Even though many stem cells researchers do not believe that they exist, Very Small Embryonic-Like (VSELs) Stem Cells from bone marrow have continued to be a subject of research. A recent paper in the journal Stem Cells and Development by Russ Taichman (University of Michigan) and colleagues has documented, for this first time, that VSELs from mice and humans are multipotent (that is, able to differentiate into several different mature, adult cell types) when transplanted into a living animal.
VSELs are very rare, very small embryonic-like stem cells. They represent a rare population in the bone marrow (less than 0.02% of nucleated cells), but have been identified in most tissues that have been examined, including blood and other solid organs (see Kucia M, J Ratajczak, R Reca, A Janowska-Wieczorek and MZ Ratajczak. (2004). Tissue-specific muscle, neural and liver stem/progenitor cells reside in the bone marrow, respond to an SDF-1 gradient and are mobilized into peripheral blood during stress and tissue injury. Blood Cells Mol Dis 32:52–57).
Because VSELs express some of the same genes that are expressed in human embryonic stem cells (e.g., Oct4, nanog, and stage-specific embryonic antigen or SSEA-1), there is a hope that they can differentiate into cell types from all three embryonic germ layers.

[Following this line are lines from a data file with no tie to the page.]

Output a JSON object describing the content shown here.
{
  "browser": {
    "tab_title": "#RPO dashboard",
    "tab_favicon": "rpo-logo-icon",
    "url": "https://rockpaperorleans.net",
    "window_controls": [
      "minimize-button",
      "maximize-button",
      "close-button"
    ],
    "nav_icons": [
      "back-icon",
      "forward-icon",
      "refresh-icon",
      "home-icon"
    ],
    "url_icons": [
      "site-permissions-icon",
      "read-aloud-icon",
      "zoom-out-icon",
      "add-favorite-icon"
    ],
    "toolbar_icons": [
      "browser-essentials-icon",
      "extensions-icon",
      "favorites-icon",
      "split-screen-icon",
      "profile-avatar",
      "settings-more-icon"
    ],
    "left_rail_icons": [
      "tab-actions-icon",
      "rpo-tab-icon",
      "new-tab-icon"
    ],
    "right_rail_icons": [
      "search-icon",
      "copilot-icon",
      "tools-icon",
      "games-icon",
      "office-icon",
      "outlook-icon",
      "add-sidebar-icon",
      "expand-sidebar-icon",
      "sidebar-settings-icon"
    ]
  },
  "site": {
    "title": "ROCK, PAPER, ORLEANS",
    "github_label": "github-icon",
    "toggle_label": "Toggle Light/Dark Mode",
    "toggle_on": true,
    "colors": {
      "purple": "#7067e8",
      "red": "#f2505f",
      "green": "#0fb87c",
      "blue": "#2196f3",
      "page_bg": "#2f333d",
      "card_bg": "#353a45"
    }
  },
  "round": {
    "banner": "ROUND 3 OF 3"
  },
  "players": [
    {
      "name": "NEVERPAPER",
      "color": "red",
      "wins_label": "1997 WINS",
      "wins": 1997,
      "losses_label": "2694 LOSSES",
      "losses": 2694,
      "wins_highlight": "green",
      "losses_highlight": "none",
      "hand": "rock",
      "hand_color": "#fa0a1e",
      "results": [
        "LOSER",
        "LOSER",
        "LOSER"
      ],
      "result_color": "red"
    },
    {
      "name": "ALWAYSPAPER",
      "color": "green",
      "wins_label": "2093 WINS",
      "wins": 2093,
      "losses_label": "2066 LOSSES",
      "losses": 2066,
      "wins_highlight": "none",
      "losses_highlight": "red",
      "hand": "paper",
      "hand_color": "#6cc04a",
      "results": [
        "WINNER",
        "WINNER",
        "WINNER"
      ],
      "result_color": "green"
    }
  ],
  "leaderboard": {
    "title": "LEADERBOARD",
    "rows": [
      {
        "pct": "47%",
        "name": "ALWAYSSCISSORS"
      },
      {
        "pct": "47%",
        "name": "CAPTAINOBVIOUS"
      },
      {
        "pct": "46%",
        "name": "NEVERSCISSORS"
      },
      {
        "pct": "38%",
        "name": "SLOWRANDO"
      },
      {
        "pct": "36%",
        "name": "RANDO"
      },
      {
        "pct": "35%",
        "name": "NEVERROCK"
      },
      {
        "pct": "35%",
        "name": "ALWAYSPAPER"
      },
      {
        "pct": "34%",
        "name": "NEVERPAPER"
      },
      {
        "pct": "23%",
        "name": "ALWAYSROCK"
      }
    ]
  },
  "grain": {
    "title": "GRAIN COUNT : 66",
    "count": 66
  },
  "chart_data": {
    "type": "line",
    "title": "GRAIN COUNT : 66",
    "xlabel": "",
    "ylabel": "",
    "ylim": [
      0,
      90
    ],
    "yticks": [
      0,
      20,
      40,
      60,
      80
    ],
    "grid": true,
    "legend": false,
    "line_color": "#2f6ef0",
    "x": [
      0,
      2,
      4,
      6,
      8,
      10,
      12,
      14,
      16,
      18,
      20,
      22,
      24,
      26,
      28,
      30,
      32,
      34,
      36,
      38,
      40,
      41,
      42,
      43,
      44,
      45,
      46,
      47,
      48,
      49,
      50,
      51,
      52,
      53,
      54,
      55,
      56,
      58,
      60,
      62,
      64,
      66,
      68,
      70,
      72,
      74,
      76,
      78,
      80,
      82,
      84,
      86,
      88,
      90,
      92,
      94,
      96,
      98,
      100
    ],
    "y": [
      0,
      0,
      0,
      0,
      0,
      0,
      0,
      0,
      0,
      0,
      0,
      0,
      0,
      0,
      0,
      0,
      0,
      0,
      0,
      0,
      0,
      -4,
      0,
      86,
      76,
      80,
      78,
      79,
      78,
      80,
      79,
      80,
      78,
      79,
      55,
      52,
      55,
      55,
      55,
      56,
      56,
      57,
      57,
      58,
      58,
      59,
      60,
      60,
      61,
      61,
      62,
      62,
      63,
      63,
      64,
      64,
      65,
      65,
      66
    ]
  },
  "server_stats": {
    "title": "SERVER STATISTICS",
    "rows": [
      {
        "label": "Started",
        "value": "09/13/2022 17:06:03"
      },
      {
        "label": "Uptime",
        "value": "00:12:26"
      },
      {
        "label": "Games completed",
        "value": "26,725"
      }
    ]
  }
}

When Taichman and his colleagues implanted human VSELs into mice that had suffer skull injuries, the cells produced robust mineralized tissue that came from human cells. When this mineralized material was examined in more detail, it was clear that the human VSELS had formed neurons, adipocytes (fat cells), chondrocytes (cartilage cells), and osteoblasts (bone cells) within the skull lesions.
The ability of these most-primitive, multipotent stem cells to differentiate into bone, neurons, connective tissue, and other cell types, was also accompanied by a protocol that contained the proper criteria for identifying and isolating VSELs. A second paper that tends to corroborate Taichman’s work was also published in the same volume of Stem Cells and Development.
Malwina Suszynska and others from the University of Louisville, KY, and Pomeranian Medical University (Szczecin) and Jagiellonian University (Krakow), Poland explores the challenges involved with isolating these rare stem cells and the importance of not confusing VSELs with other types of stem cells. In their article, “The Proper Criteria for Identification and Sorting of Very Small Embryonic-Like Stem Cells (VSELs), and Some Nomenclature Issues,” the authors present the most current descriptions and terminology for characterizing VSELs.
“I find the data presented by the Taichman group to be compelling and challenging. However, the current debate as to the significance of the body of publications concerning VSELs can only be resolved by a cooperative investigation across laboratories using identical methodologies and source materials,” says Editor-in-Chief Graham C. Parker, PhD, The Carman and Ann Adams Department of Pediatrics, Wayne State University School of Medicine, Detroit, MI.
The significance of these papers is potentially huge. When Irving Weissman’s laboratory was unable to isolate and demonstrate the existence of VSELs, others who had also failed to find these rare cells wrote VSELs off as a figment of particular researchers imagination. These two new papers, however, provide a detailed protocol with specific criteria for identifying these cells. If other groups can get these protocols to work, then VSELs should be regarded as vindicated. However, if no one else except the insular VSEL research group can get these protocols to work, then I think skepticism is still warranted.
I will reiterate my original suggestions: Researchers from the Weissman and Alt laboratories should visit these other laboratories and learn how to isolate VSELs from the people who actually do it. If they cannot get these protocols to work on their own laboratories, or if there is evidence of impropriety or incompetence, then skepticism of the existence of VSELs will certainly be vindicated. However, if these techniques can be learned and made to work in other laboratories, then I think we should be comfortable with the existence of VSELs.